In a standard genetic-programming setup, each candidate produced by mutation or crossover is dropped straight into the population. Selection pressure is the only mechanism by which structure improves: bad candidates die, good ones survive, and the average fitness of the population rises generation by generation.
Ufinq inverts that contract. Every candidate — whether produced by mutation, crossover, an initialisation strategy, or any specialised search strategy — passes through a refinement pipeline before it is allowed into the gene pool. The pipeline is not optional and not occasional; it runs on every individual, every generation.
What the pipeline does
The refinement pipeline has five stages, each of which leaves the candidate at least no worse than it found it:
- Verification. Structural invariants on the computation graph are checked. Malformed candidates are rejected before they consume any further compute.
- Simplification.

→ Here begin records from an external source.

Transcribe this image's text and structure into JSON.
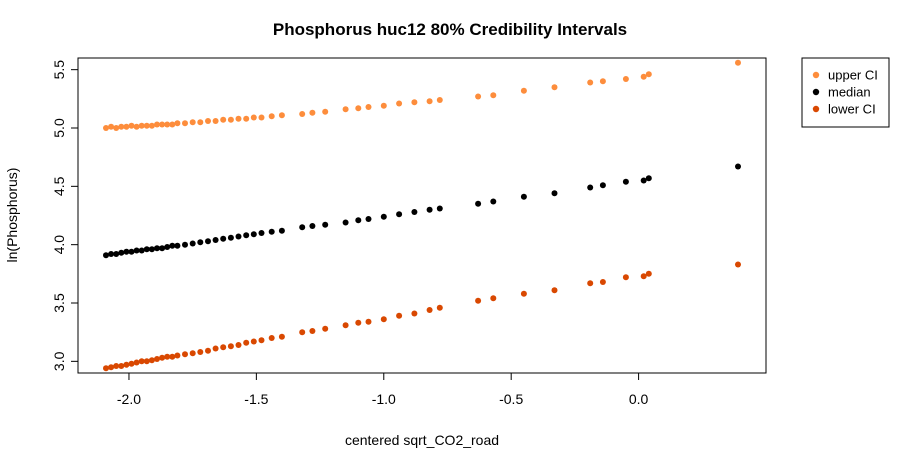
{
  "chart_data": {
    "type": "scatter",
    "title": "Phosphorus huc12 80% Credibility Intervals",
    "xlabel": "centered sqrt_CO2_road",
    "ylabel": "ln(Phosphorus)",
    "xlim": [
      -2.2,
      0.5
    ],
    "ylim": [
      2.9,
      5.6
    ],
    "x_ticks": [
      -2.0,
      -1.5,
      -1.0,
      -0.5,
      0.0
    ],
    "x_tick_labels": [
      "-2.0",
      "-1.5",
      "-1.0",
      "-0.5",
      "0.0"
    ],
    "y_ticks": [
      3.0,
      3.5,
      4.0,
      4.5,
      5.0,
      5.5
    ],
    "y_tick_labels": [
      "3.0",
      "3.5",
      "4.0",
      "4.5",
      "5.0",
      "5.5"
    ],
    "grid": false,
    "legend_position": "outside-top-right",
    "series": [
      {
        "name": "upper CI",
        "color": "#fd8d3c",
        "points": [
          [
            -2.09,
            5.0
          ],
          [
            -2.07,
            5.01
          ],
          [
            -2.05,
            5.0
          ],
          [
            -2.03,
            5.01
          ],
          [
            -2.01,
            5.01
          ],
          [
            -1.99,
            5.02
          ],
          [
            -1.97,
            5.01
          ],
          [
            -1.95,
            5.02
          ],
          [
            -1.93,
            5.02
          ],
          [
            -1.91,
            5.02
          ],
          [
            -1.89,
            5.03
          ],
          [
            -1.87,
            5.03
          ],
          [
            -1.85,
            5.03
          ],
          [
            -1.83,
            5.03
          ],
          [
            -1.81,
            5.04
          ],
          [
            -1.78,
            5.04
          ],
          [
            -1.75,
            5.05
          ],
          [
            -1.72,
            5.05
          ],
          [
            -1.69,
            5.06
          ],
          [
            -1.66,
            5.06
          ],
          [
            -1.63,
            5.07
          ],
          [
            -1.6,
            5.07
          ],
          [
            -1.57,
            5.08
          ],
          [
            -1.54,
            5.08
          ],
          [
            -1.51,
            5.09
          ],
          [
            -1.48,
            5.09
          ],
          [
            -1.44,
            5.1
          ],
          [
            -1.4,
            5.11
          ],
          [
            -1.32,
            5.12
          ],
          [
            -1.28,
            5.13
          ],
          [
            -1.23,
            5.14
          ],
          [
            -1.15,
            5.16
          ],
          [
            -1.1,
            5.17
          ],
          [
            -1.06,
            5.18
          ],
          [
            -1.0,
            5.19
          ],
          [
            -0.94,
            5.21
          ],
          [
            -0.88,
            5.22
          ],
          [
            -0.82,
            5.23
          ],
          [
            -0.78,
            5.24
          ],
          [
            -0.63,
            5.27
          ],
          [
            -0.57,
            5.28
          ],
          [
            -0.45,
            5.32
          ],
          [
            -0.33,
            5.35
          ],
          [
            -0.19,
            5.39
          ],
          [
            -0.14,
            5.4
          ],
          [
            -0.05,
            5.42
          ],
          [
            0.02,
            5.44
          ],
          [
            0.04,
            5.46
          ],
          [
            0.39,
            5.56
          ]
        ]
      },
      {
        "name": "median",
        "color": "#000000",
        "points": [
          [
            -2.09,
            3.91
          ],
          [
            -2.07,
            3.92
          ],
          [
            -2.05,
            3.92
          ],
          [
            -2.03,
            3.93
          ],
          [
            -2.01,
            3.94
          ],
          [
            -1.99,
            3.94
          ],
          [
            -1.97,
            3.95
          ],
          [
            -1.95,
            3.95
          ],
          [
            -1.93,
            3.96
          ],
          [
            -1.91,
            3.96
          ],
          [
            -1.89,
            3.97
          ],
          [
            -1.87,
            3.97
          ],
          [
            -1.85,
            3.98
          ],
          [
            -1.83,
            3.99
          ],
          [
            -1.81,
            3.99
          ],
          [
            -1.78,
            4.0
          ],
          [
            -1.75,
            4.01
          ],
          [
            -1.72,
            4.02
          ],
          [
            -1.69,
            4.03
          ],
          [
            -1.66,
            4.04
          ],
          [
            -1.63,
            4.05
          ],
          [
            -1.6,
            4.06
          ],
          [
            -1.57,
            4.07
          ],
          [
            -1.54,
            4.08
          ],
          [
            -1.51,
            4.09
          ],
          [
            -1.48,
            4.1
          ],
          [
            -1.44,
            4.11
          ],
          [
            -1.4,
            4.12
          ],
          [
            -1.32,
            4.15
          ],
          [
            -1.28,
            4.16
          ],
          [
            -1.23,
            4.17
          ],
          [
            -1.15,
            4.19
          ],
          [
            -1.1,
            4.21
          ],
          [
            -1.06,
            4.22
          ],
          [
            -1.0,
            4.24
          ],
          [
            -0.94,
            4.26
          ],
          [
            -0.88,
            4.28
          ],
          [
            -0.82,
            4.3
          ],
          [
            -0.78,
            4.31
          ],
          [
            -0.63,
            4.35
          ],
          [
            -0.57,
            4.37
          ],
          [
            -0.45,
            4.41
          ],
          [
            -0.33,
            4.44
          ],
          [
            -0.19,
            4.49
          ],
          [
            -0.14,
            4.51
          ],
          [
            -0.05,
            4.54
          ],
          [
            0.02,
            4.55
          ],
          [
            0.04,
            4.57
          ],
          [
            0.39,
            4.67
          ]
        ]
      },
      {
        "name": "lower CI",
        "color": "#d94801",
        "points": [
          [
            -2.09,
            2.94
          ],
          [
            -2.07,
            2.95
          ],
          [
            -2.05,
            2.96
          ],
          [
            -2.03,
            2.96
          ],
          [
            -2.01,
            2.97
          ],
          [
            -1.99,
            2.98
          ],
          [
            -1.97,
            2.99
          ],
          [
            -1.95,
            3.0
          ],
          [
            -1.93,
            3.0
          ],
          [
            -1.91,
            3.01
          ],
          [
            -1.89,
            3.02
          ],
          [
            -1.87,
            3.03
          ],
          [
            -1.85,
            3.04
          ],
          [
            -1.83,
            3.04
          ],
          [
            -1.81,
            3.05
          ],
          [
            -1.78,
            3.06
          ],
          [
            -1.75,
            3.07
          ],
          [
            -1.72,
            3.08
          ],
          [
            -1.69,
            3.09
          ],
          [
            -1.66,
            3.11
          ],
          [
            -1.63,
            3.12
          ],
          [
            -1.6,
            3.13
          ],
          [
            -1.57,
            3.14
          ],
          [
            -1.54,
            3.16
          ],
          [
            -1.51,
            3.17
          ],
          [
            -1.48,
            3.18
          ],
          [
            -1.44,
            3.2
          ],
          [
            -1.4,
            3.21
          ],
          [
            -1.32,
            3.25
          ],
          [
            -1.28,
            3.26
          ],
          [
            -1.23,
            3.28
          ],
          [
            -1.15,
            3.31
          ],
          [
            -1.1,
            3.33
          ],
          [
            -1.06,
            3.34
          ],
          [
            -1.0,
            3.36
          ],
          [
            -0.94,
            3.39
          ],
          [
            -0.88,
            3.41
          ],
          [
            -0.82,
            3.44
          ],
          [
            -0.78,
            3.46
          ],
          [
            -0.63,
            3.52
          ],
          [
            -0.57,
            3.54
          ],
          [
            -0.45,
            3.58
          ],
          [
            -0.33,
            3.61
          ],
          [
            -0.19,
            3.67
          ],
          [
            -0.14,
            3.68
          ],
          [
            -0.05,
            3.72
          ],
          [
            0.02,
            3.73
          ],
          [
            0.04,
            3.75
          ],
          [
            0.39,
            3.83
          ]
        ]
      }
    ]
  }
}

Hundreds of declarative rules in the simplification rule DSL normalise the expression. An e-graph rewriter then runs equality saturation to find simplifications that no fixed rule order would catch.
- Optimisation. Every numeric constant in the candidate is tuned against the data using research-grade optimisers — CMA-ES, L-BFGS, Nelder-Mead, Coordinate Descent.

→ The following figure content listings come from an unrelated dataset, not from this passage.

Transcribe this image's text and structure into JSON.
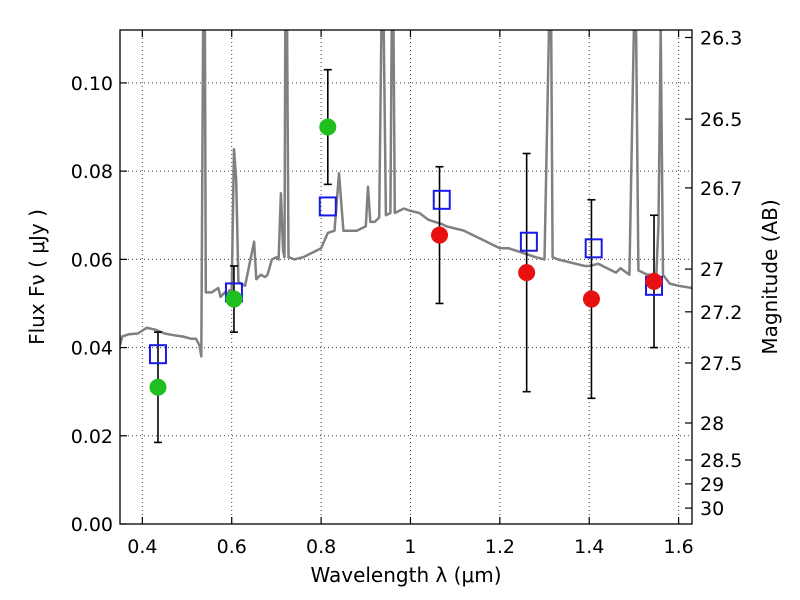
{
  "chart_data": {
    "type": "scatter",
    "xlabel": "Wavelength  λ (μm)",
    "ylabel": "Flux  Fν  ( μJy )",
    "y2label": "Magnitude (AB)",
    "xlim": [
      0.35,
      1.63
    ],
    "ylim": [
      0.0,
      0.112
    ],
    "grid": true,
    "x_ticks": [
      {
        "value": 0.4,
        "label": "0.4"
      },
      {
        "value": 0.6,
        "label": "0.6"
      },
      {
        "value": 0.8,
        "label": "0.8"
      },
      {
        "value": 1.0,
        "label": "1"
      },
      {
        "value": 1.2,
        "label": "1.2"
      },
      {
        "value": 1.4,
        "label": "1.4"
      },
      {
        "value": 1.6,
        "label": "1.6"
      }
    ],
    "y_ticks": [
      {
        "value": 0.0,
        "label": "0.00"
      },
      {
        "value": 0.02,
        "label": "0.02"
      },
      {
        "value": 0.04,
        "label": "0.04"
      },
      {
        "value": 0.06,
        "label": "0.06"
      },
      {
        "value": 0.08,
        "label": "0.08"
      },
      {
        "value": 0.1,
        "label": "0.10"
      }
    ],
    "y2_ticks": [
      {
        "label": "26.3",
        "flux": 0.1103
      },
      {
        "label": "26.5",
        "flux": 0.0918
      },
      {
        "label": "26.7",
        "flux": 0.0762
      },
      {
        "label": "27",
        "flux": 0.0578
      },
      {
        "label": "27.2",
        "flux": 0.0481
      },
      {
        "label": "27.5",
        "flux": 0.0365
      },
      {
        "label": "28",
        "flux": 0.0229
      },
      {
        "label": "28.5",
        "flux": 0.0145
      },
      {
        "label": "29",
        "flux": 0.0091
      },
      {
        "label": "30",
        "flux": 0.0036
      }
    ],
    "model_spectrum": {
      "color": "#808080",
      "points": [
        [
          0.35,
          0.0405
        ],
        [
          0.355,
          0.0425
        ],
        [
          0.37,
          0.043
        ],
        [
          0.39,
          0.0432
        ],
        [
          0.41,
          0.0445
        ],
        [
          0.43,
          0.044
        ],
        [
          0.45,
          0.0432
        ],
        [
          0.47,
          0.0428
        ],
        [
          0.49,
          0.0425
        ],
        [
          0.51,
          0.042
        ],
        [
          0.52,
          0.042
        ],
        [
          0.528,
          0.0405
        ],
        [
          0.532,
          0.038
        ],
        [
          0.536,
          0.1125
        ],
        [
          0.54,
          0.1125
        ],
        [
          0.542,
          0.0525
        ],
        [
          0.555,
          0.0525
        ],
        [
          0.57,
          0.0535
        ],
        [
          0.575,
          0.0515
        ],
        [
          0.585,
          0.0525
        ],
        [
          0.59,
          0.052
        ],
        [
          0.595,
          0.053
        ],
        [
          0.6,
          0.0528
        ],
        [
          0.605,
          0.085
        ],
        [
          0.61,
          0.078
        ],
        [
          0.615,
          0.055
        ],
        [
          0.62,
          0.0545
        ],
        [
          0.63,
          0.054
        ],
        [
          0.65,
          0.064
        ],
        [
          0.655,
          0.0555
        ],
        [
          0.665,
          0.0565
        ],
        [
          0.675,
          0.056
        ],
        [
          0.68,
          0.0565
        ],
        [
          0.69,
          0.06
        ],
        [
          0.7,
          0.0605
        ],
        [
          0.705,
          0.06
        ],
        [
          0.71,
          0.075
        ],
        [
          0.715,
          0.062
        ],
        [
          0.718,
          0.0605
        ],
        [
          0.72,
          0.1125
        ],
        [
          0.724,
          0.1125
        ],
        [
          0.727,
          0.0605
        ],
        [
          0.74,
          0.06
        ],
        [
          0.76,
          0.0605
        ],
        [
          0.78,
          0.0615
        ],
        [
          0.8,
          0.0625
        ],
        [
          0.815,
          0.066
        ],
        [
          0.83,
          0.0665
        ],
        [
          0.84,
          0.0795
        ],
        [
          0.85,
          0.0665
        ],
        [
          0.88,
          0.0665
        ],
        [
          0.9,
          0.0675
        ],
        [
          0.905,
          0.0765
        ],
        [
          0.91,
          0.0685
        ],
        [
          0.92,
          0.0685
        ],
        [
          0.93,
          0.0695
        ],
        [
          0.935,
          0.1125
        ],
        [
          0.94,
          0.1125
        ],
        [
          0.945,
          0.07
        ],
        [
          0.955,
          0.0705
        ],
        [
          0.958,
          0.1125
        ],
        [
          0.962,
          0.1125
        ],
        [
          0.965,
          0.0705
        ],
        [
          0.975,
          0.071
        ],
        [
          0.985,
          0.0715
        ],
        [
          1.0,
          0.071
        ],
        [
          1.02,
          0.0705
        ],
        [
          1.04,
          0.069
        ],
        [
          1.055,
          0.0685
        ],
        [
          1.07,
          0.068
        ],
        [
          1.08,
          0.0675
        ],
        [
          1.1,
          0.067
        ],
        [
          1.12,
          0.0665
        ],
        [
          1.14,
          0.0655
        ],
        [
          1.16,
          0.0645
        ],
        [
          1.18,
          0.0635
        ],
        [
          1.2,
          0.0625
        ],
        [
          1.22,
          0.0625
        ],
        [
          1.25,
          0.0615
        ],
        [
          1.28,
          0.0605
        ],
        [
          1.3,
          0.06
        ],
        [
          1.31,
          0.1125
        ],
        [
          1.315,
          0.1125
        ],
        [
          1.318,
          0.0605
        ],
        [
          1.33,
          0.06
        ],
        [
          1.35,
          0.0595
        ],
        [
          1.37,
          0.059
        ],
        [
          1.39,
          0.0585
        ],
        [
          1.4,
          0.0585
        ],
        [
          1.42,
          0.059
        ],
        [
          1.44,
          0.058
        ],
        [
          1.46,
          0.057
        ],
        [
          1.47,
          0.058
        ],
        [
          1.49,
          0.0565
        ],
        [
          1.5,
          0.1125
        ],
        [
          1.505,
          0.1125
        ],
        [
          1.51,
          0.0575
        ],
        [
          1.53,
          0.0565
        ],
        [
          1.545,
          0.0565
        ],
        [
          1.55,
          0.0565
        ],
        [
          1.555,
          0.068
        ],
        [
          1.56,
          0.1125
        ],
        [
          1.565,
          0.0565
        ],
        [
          1.58,
          0.0545
        ],
        [
          1.6,
          0.054
        ],
        [
          1.63,
          0.0535
        ]
      ]
    },
    "observed": {
      "points": [
        {
          "x": 0.435,
          "y": 0.031,
          "yerr": 0.0125,
          "color": "#1fbf1f"
        },
        {
          "x": 0.605,
          "y": 0.051,
          "yerr": 0.0075,
          "color": "#1fbf1f"
        },
        {
          "x": 0.815,
          "y": 0.09,
          "yerr": 0.013,
          "color": "#1fbf1f"
        },
        {
          "x": 1.065,
          "y": 0.0655,
          "yerr": 0.0155,
          "color": "#e81010"
        },
        {
          "x": 1.26,
          "y": 0.057,
          "yerr": 0.027,
          "color": "#e81010"
        },
        {
          "x": 1.405,
          "y": 0.051,
          "yerr": 0.0225,
          "color": "#e81010"
        },
        {
          "x": 1.545,
          "y": 0.055,
          "yerr": 0.015,
          "color": "#e81010"
        }
      ],
      "errorbar_color": "#000000"
    },
    "model_photometry": {
      "color": "#1a1ae8",
      "points": [
        {
          "x": 0.435,
          "y": 0.0385
        },
        {
          "x": 0.605,
          "y": 0.0525
        },
        {
          "x": 0.815,
          "y": 0.072
        },
        {
          "x": 1.07,
          "y": 0.0735
        },
        {
          "x": 1.265,
          "y": 0.064
        },
        {
          "x": 1.41,
          "y": 0.0625
        },
        {
          "x": 1.545,
          "y": 0.054
        }
      ]
    }
  }
}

- Normalisation. Equivalent expressions are folded into a canonical form. This is what lets structural diversity gates work: two candidates that compute the same thing are recognised as the same.
- Validation. The refined candidate must demonstrate value to the population — it must not be a duplicate, must satisfy diversity constraints, and must produce a finite score on the training data.
Why this matters
Three consequences fall out of the inversion. First, the population is far smaller than in a comparable raw-GP setup, because every individual carries far more information per slot. Second, structural diversity becomes meaningful: when every candidate is in canonical form, two distinct slots represent two distinct hypotheses, not two random spellings of the same hypothesis. Third, selection pressure can be much sharper without collapsing the population, because the gene pool is already a curated set of local optima rather than a noisy cloud of half-formed candidates.
The cost is that every generation does substantially more work per individual. The trade is: pay this cost once, before selection, and reap a population whose members are individually meaningful. Most of the algorithmic decisions that follow — dual diversity preservation, multi-objective ranking, the asymmetric AHISTER branching pattern — only make sense if you have already paid this cost.